[python] Update ASCII storage for dataframes by johnkerl · Pull Request #273 · single-cell-data/TileDB-SOMA

johnkerl · 2022-08-31T19:00:45Z

On collaboration with @nguyenv on TileDB-Inc/TileDB-Py#1304 -- new/upated feedback (thanks @nguyenv !) is that all along we can obtain reduce type-conversion at readback by a one-line change in this package.

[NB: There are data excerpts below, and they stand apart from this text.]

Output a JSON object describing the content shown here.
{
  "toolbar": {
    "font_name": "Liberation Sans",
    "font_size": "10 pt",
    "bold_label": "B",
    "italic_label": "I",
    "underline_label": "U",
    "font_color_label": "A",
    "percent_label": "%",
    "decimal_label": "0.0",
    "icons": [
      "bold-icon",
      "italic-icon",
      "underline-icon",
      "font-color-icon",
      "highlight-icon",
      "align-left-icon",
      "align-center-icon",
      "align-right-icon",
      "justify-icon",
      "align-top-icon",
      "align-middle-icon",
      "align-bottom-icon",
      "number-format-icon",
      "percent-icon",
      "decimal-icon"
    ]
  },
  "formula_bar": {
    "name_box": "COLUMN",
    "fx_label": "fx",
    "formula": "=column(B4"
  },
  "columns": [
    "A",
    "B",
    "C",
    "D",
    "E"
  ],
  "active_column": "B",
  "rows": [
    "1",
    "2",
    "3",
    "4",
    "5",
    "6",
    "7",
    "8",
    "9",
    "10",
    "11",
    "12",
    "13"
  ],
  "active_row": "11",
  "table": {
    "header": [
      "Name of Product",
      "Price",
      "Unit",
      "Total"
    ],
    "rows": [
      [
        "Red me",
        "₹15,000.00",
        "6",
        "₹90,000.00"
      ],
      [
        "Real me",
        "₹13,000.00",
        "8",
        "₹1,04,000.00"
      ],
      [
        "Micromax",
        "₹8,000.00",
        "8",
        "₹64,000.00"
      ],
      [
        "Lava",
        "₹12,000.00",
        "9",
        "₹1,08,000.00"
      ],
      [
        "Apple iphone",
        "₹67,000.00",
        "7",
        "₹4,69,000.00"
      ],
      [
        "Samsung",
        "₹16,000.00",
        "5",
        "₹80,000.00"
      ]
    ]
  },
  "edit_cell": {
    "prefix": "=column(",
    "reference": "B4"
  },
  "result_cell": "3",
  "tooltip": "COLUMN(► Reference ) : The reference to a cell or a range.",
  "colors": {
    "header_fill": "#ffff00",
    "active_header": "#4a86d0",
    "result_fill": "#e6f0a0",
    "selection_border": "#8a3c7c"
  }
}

Note this means that while before this PR we can store (encode/decode) user-supplied Unicode data in dataframes, as of this PR we no longer can. That ability will be restored in a future core release -- perhaps early 2023. Meanwhile unit tests on this PR that used to validate the ability to encode/decode user-supplied Unicode data in dataframes have been commented out, to accommodate the feature loss.

Summary:

Write string dims/attrs as "ascii" per se, not bytes and not str
Since old SOMAs written before this PR won't have all "ascii", conditionally retain the decode-on-readback logic which is essential since otherwise b"foo" != "foo"
Please see also the clear presentation at Queryability of dataframe attribute columns #99

johnkerl · 2022-08-31T21:09:32Z

Status note: the CI failure is puzzling me as unit tests are passing for me locally 👀

johnkerl · 2022-09-16T02:38:59Z

Sorry for the delay.

@Shelnutt2 @nguyenv this is ready for review.

Failure of Windows R-CMD-check.yaml is an unrelated KP.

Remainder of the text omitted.